Mastering chess can take us a lifetime, but with a big enough brain, it will hardly keep you occupied for one afternoon. At least, that’s the case with Google‘s newest AI installment AlphaZero. The program showcased a “superhuman performance” with the game, beating the world’s champion program Stockfish after only four hours’ practice.

To be blunt, this AI managed to surpass the highest peaks of human achievement in chess in half your shift.

Castle and rule

AlphaZero was instructed only on the ruleset of chess and nothing more. Starting without any strategy to use as a crutch, the AI needed only four hours to master the game to such an extent that it destroyed Stockfish — the highest-rated chess-playing program today.

The firm’s DeepMind division says that it played 100 games against Stockfish 8. Each program was given one minute’s worth of thinking time per move. AlphaZero won 25 games in which it played with white (gaining the first-move advantage) and a further three in which it played black. The two programs drew the remaining 72 games.

Stockfish 8 had previously won 2016’s Top Chess Engine Championship. The software was first released in 2008 and has been improved on by volunteers in the years since.

“We now know who our new overlord is,” quipped chess researcher David Kramaley, CEO of chess science website Chessable. “It will no doubt revolutionise the game, but think about how this could be applied outside chess. This algorithm could run cities, continents, universes.”

AlphaZero was developed at Google’s DeepMind labs and is a more generic version of AlphaGo Zero, the AI that ousted the human champion of Go, a Chinese board game considered to be the most difficult strategy game in the world. The Go victory was, so far, considered the bleeding edge of its ability, but DeepMind has kept working on and refining this AI, culminating in a startling success in October: a new, fully autonomous version of the AI, which only learned by playing against itself, never humans, bested all its previous incarnations.

By contrast, AlphaGo Zero’s predecessors learned how to play the game, in part, by watching moves made by human players. This was believed to help the fledgling software improve its game. However, in a slight blow to the human ego, it might have actually hindered the AI, considering that AlphaGo Zero’s fully self-reliant learning was so much more effective in a one-on-one competition.

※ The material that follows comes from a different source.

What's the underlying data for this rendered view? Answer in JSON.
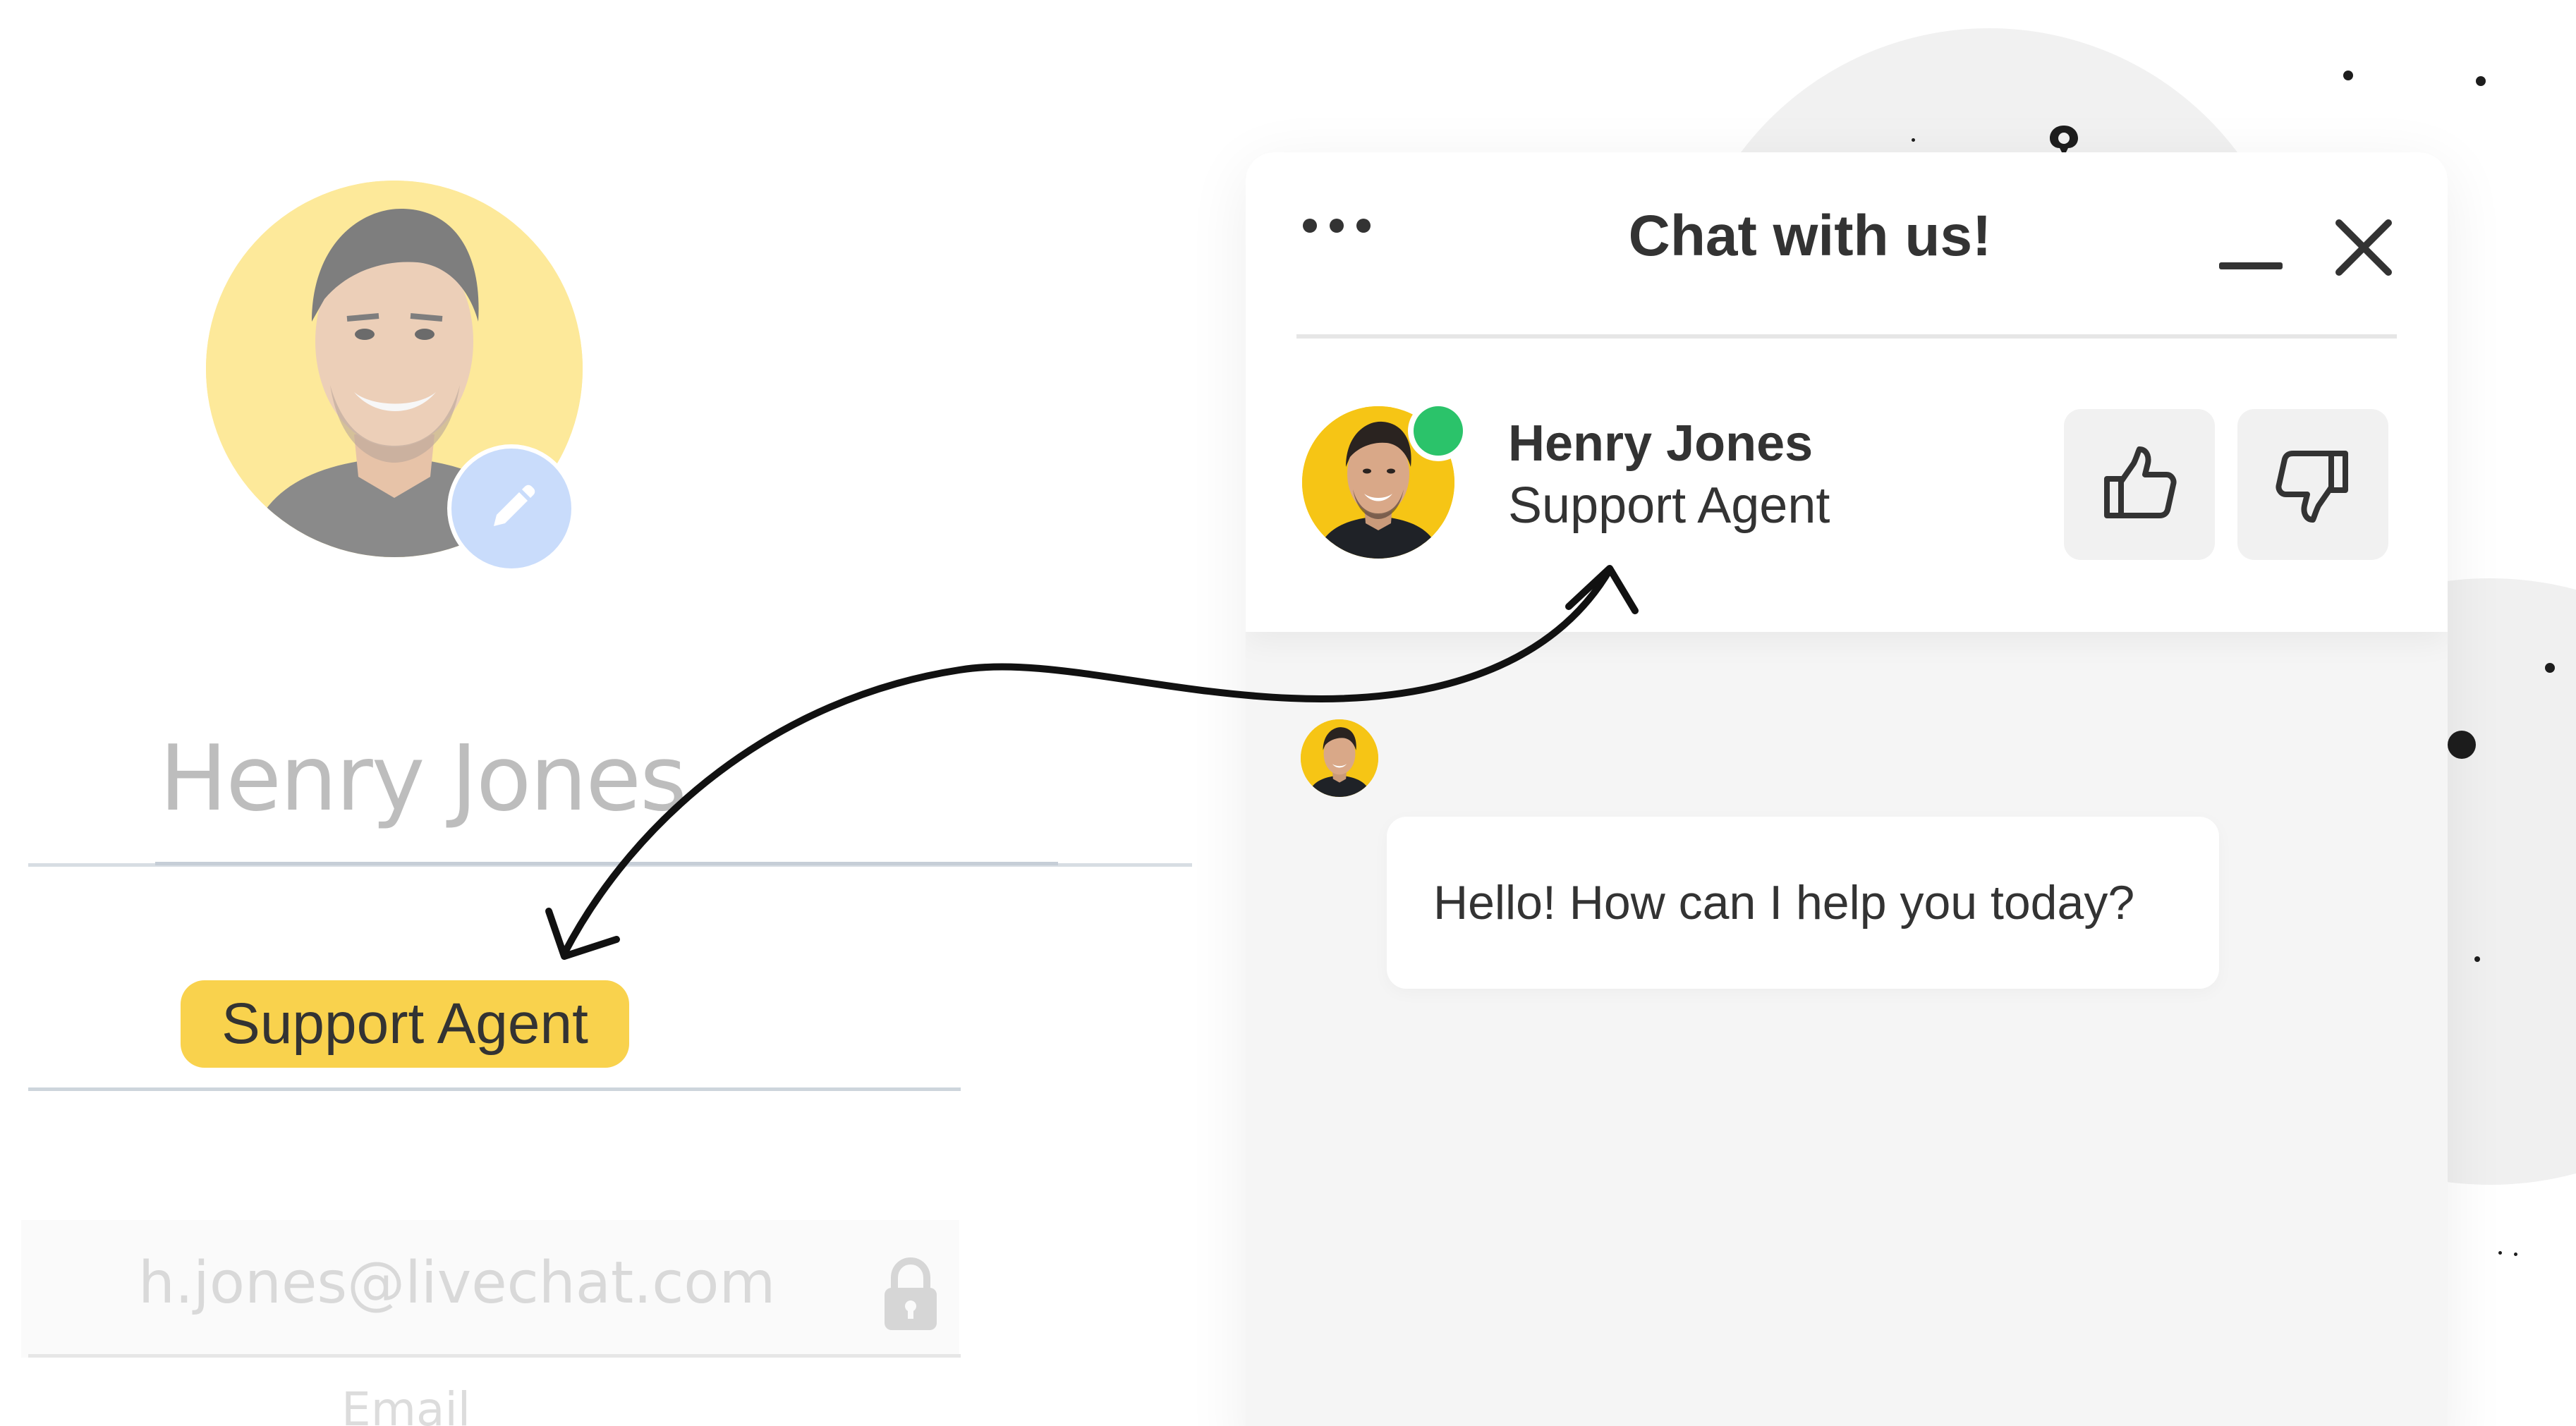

“What we’re seeing here is a model free from human bias and presuppositions. It can learn whatever it determines is optimal, which may indeed be more nuanced that our own conceptions of the same,” MIT computer scientist Nick Hynes told Gizmodo following the October victory.

“It’s like an alien civilisation inventing its own mathematics.”

But it took AlphaZero less than two months to best even that achievement. In their new paper, the team showcases how the very latest AlphaZero AI takes this self-playing method — called reinforcement learning — and mixes it with a much more generally-applicable frame of thought. All in all, this allows the AI to understand and solve a broader range of problems. It doesn’t play just chess, but also Shogi (Japanese chess) as well as Go — and it took only two and eight hours respectively to master these games.

For now, Google’s scientists aren’t publicly commenting on the research, and the paper is still awaiting peer-review. But for now, one thing is certain: AlphaZero made a lot of waves in the chess community.

“I always wondered how it would be if a superior species landed on Earth and showed us how they played chess,” grandmaster Peter Nielsen told BBC.

“Now I know.”

Who knows, maybe AlphaZero will be the computer to finally crack chess forever.

The paper “Mastering Chess and Shogi by Self-Play with a General Reinforcement Learning Algorithm” has been published on Cornell University’s site arXiv.